# Stock management suggestions



## monktus (Mar 27, 2007)

I've been looking for a stock management script and would appreciate some suggestions. I've been searching SourceForge and have tried a couple of scripts (OpenTaps, which I found to be a bit clunky, and Inventory Management Software, which looked to do what I needed however I haven't managed to successfully install it and the lack of information about it on the website worried me slightly). What I need is a server based script to:

Allow stores to record sales and count stock (doesn't need to be tied into a till system)
Allow me to record incoming stock to head office, stock transfers and produce sales reports

Many of the server based applications I've seen are basically accounting packages with inventory management tacked on, and while something like this would be acceptable if it does the job, I'd rather have something that just deals with stock.

Ideally I'd like something open source, however commercial software is also fine as long as it's not too expensive (we had a bespoke quote of about £1000). Also, while client/server software would be ok, I'd prefer something web based (server and client machines are all running Windows so ASP is do-able as well as PHP/MySQL etc.).
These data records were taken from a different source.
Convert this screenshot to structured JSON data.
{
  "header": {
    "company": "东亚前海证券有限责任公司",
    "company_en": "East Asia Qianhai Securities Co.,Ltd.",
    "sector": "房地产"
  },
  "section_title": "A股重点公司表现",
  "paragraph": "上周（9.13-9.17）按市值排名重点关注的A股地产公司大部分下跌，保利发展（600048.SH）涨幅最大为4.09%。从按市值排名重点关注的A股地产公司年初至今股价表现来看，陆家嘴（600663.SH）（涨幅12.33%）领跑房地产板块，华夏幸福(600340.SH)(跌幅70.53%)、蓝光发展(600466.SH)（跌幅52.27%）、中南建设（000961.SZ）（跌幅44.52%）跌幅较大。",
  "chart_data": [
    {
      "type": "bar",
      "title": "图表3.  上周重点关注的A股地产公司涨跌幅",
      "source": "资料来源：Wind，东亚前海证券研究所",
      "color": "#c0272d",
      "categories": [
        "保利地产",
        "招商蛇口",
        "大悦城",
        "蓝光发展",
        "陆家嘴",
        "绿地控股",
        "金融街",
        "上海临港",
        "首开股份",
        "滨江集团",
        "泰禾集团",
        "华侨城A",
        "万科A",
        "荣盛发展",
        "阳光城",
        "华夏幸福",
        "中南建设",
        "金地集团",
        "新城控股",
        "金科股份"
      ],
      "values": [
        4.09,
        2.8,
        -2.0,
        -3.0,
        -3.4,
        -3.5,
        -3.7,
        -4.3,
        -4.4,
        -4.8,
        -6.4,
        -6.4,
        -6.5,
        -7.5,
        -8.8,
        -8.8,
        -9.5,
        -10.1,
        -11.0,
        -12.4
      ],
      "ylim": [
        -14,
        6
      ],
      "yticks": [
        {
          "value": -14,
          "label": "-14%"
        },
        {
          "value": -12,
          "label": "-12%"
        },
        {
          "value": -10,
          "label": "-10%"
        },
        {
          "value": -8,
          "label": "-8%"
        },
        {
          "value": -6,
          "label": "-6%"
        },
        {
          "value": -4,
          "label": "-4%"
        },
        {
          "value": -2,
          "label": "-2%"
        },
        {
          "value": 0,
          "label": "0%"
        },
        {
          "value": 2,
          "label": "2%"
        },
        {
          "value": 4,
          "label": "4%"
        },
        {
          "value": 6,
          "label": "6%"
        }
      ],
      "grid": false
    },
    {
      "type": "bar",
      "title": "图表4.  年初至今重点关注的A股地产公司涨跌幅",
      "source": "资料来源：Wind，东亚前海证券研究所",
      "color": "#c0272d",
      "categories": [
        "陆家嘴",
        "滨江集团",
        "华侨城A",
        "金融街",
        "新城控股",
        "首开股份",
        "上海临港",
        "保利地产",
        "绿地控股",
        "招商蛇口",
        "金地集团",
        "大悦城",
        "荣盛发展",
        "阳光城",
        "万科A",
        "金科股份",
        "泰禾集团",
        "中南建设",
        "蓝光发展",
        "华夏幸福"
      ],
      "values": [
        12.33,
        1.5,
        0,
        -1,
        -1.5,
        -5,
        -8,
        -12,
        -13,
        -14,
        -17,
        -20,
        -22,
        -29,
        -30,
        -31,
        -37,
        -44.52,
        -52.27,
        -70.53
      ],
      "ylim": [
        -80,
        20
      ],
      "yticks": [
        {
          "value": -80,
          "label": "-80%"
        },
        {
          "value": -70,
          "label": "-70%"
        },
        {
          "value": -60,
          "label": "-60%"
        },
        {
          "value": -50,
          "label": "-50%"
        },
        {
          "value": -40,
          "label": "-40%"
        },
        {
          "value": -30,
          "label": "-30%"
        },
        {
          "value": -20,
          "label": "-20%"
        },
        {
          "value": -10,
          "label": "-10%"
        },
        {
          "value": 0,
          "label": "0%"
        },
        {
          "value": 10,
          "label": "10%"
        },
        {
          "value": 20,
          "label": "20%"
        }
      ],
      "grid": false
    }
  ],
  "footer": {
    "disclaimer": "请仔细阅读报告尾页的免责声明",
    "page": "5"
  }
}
As I said I've been having a look on SourceForge and Google but any recommendations would be useful. Thanks.


----------



## ksv (Apr 18, 2007)

I don't have any software to recommend but I might be able to develop a custom solution within that budget, depending on exact specs and code reusability. The cost would be for the development itself and the code would be distrubuted as open source afterwards if okay'ed.


----------